Les proches insistent sur la conscience et la dignité de Catherine pendant sa dégradation : « Le plus difficile c’était pour maman, consciente de tout, qui se voyait diminuer mais a gardé sa joie de vivre et sa douceur. » Ces précisions cherchent à rétablir la complexité d’une fin de vie partagée entre plusieurs aidants, et non l’apanage d’une seule personne.

Allégations d’alcoolisme et plaintes : une affaire qui s’étend

Au-delà du débat sur la paternité narrative du livre, des accusations plus graves circulent au sein de la famille. Selon les filles, le comportement de Thomas Stern aurait été altéré par un alcoolisme présumé, qui aurait entraîné des attitudes malveillantes, voire violentes, à l’encontre de Catherine.

En octobre 2024, des infirmières auraient alerté Gabrielle, exprimant des soupçons de « maltraitance sur personne vulnérable ». Sur place, Gabrielle dit avoir demandé à sa mère si elle souhaitait « une séparation temporaire avec Thomas », et relate que Catherine aurait répondu oui.
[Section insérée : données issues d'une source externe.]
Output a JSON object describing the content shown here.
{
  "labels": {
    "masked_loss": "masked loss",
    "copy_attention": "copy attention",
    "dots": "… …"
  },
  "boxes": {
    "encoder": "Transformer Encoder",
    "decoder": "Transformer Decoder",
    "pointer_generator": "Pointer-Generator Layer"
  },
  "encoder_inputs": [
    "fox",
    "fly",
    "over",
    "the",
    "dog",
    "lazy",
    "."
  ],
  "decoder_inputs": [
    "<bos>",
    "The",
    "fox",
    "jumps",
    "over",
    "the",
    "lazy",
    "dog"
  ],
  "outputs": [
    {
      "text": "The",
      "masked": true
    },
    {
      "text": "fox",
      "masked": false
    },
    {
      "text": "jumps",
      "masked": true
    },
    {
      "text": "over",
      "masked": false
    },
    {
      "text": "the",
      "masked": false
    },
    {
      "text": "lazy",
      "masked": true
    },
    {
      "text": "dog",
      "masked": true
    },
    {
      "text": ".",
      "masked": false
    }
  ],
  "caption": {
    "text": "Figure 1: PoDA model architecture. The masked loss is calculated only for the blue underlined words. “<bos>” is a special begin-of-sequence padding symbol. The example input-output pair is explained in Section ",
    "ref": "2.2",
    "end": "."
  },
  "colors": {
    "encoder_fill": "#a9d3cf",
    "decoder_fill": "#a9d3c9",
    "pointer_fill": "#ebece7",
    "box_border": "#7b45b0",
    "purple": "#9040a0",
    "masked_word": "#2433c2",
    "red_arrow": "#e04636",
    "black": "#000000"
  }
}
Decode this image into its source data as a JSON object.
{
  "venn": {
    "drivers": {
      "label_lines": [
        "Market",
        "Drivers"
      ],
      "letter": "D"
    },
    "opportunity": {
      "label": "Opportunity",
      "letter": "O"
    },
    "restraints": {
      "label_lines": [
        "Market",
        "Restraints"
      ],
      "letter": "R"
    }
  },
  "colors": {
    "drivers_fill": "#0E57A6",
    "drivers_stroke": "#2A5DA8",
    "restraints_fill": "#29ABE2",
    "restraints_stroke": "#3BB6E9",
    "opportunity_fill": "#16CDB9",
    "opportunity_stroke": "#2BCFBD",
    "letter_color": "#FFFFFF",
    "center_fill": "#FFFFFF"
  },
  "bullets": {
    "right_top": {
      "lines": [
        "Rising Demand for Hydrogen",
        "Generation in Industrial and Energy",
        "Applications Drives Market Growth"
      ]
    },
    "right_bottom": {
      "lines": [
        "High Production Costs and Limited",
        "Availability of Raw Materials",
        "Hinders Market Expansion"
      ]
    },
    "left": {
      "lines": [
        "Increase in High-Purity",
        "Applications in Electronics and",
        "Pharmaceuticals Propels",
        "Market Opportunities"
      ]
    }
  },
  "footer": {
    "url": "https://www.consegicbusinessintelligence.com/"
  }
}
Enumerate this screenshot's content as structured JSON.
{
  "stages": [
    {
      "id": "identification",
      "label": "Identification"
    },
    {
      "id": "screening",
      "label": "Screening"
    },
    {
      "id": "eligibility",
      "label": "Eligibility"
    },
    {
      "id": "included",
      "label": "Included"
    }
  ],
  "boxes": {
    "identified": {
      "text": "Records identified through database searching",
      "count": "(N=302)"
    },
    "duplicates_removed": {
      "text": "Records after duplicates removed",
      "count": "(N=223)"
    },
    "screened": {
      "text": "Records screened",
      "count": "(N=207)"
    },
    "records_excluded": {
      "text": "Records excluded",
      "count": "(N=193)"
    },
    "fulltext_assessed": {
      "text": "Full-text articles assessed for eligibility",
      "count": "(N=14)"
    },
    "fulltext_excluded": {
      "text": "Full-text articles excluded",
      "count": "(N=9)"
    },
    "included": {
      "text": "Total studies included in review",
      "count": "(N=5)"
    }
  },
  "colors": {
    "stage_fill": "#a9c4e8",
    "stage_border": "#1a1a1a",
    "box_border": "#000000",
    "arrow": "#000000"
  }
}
Thomas Stern ne conteste pas ces faits, mais relativise en affirmant que sa femme « cherchait un coupable à ce qui lui arrivait », qu’il met « sur le compte de la tragédie ». Cette divergence de lecture témoigne de la difficulté à établir une version unique des faits.

Par ailleurs, l’aide‑soignante principale qui a accompagné Catherine a déposé plainte en août dernier contre Thomas Stern pour « harcèlement moral ». Selon Le Parisien, elle relate une relation cordiale au départ, devenue tendue au fil du temps, et lui reproche notamment « des remarques sexistes », « des pressions psychologiques » et le fait d’avoir été « bourré tous les jours ». La plaignante affirme avoir dû s’arrêter pour raison de santé en raison de « conditions de vie et de santé altérées ». Après la publication du livre, où Thomas Stern évoque à plusieurs reprises cette aide‑soignante en utilisant un prénom modifié, elle s’est de nouveau rendue à la gendarmerie le 14 janvier pour déposer une plainte pour « atteinte à la vie privée ».

Une polémique qui alimente la médiatisation du livre

Malgré les contestations et les procédures en cours, l’ouvrage de Thomas Stern paraît et la controverse qui l’entoure alimente sa médiatisation. Les accusations familiales, les plaintes de l’aide‑soignante et la sensibilité de la période choisie pour la sortie du livre expliquent l’émotion et la crispation autour de ce récit.

Sur les faits rapportés — paroles des proches, dépôts de plainte, dates évoquées — le camp familial et l’auteur offrent des récits partiellement contradictoires. Les éléments judiciaires et administratifs, notamment les plaintes déposées, constituent des étapes formelles dans la clarification des accusations. En l’état, les tensions restent vives et la mémoire de Catherine Laborde se retrouve au cœur d’un débat public et familial intense.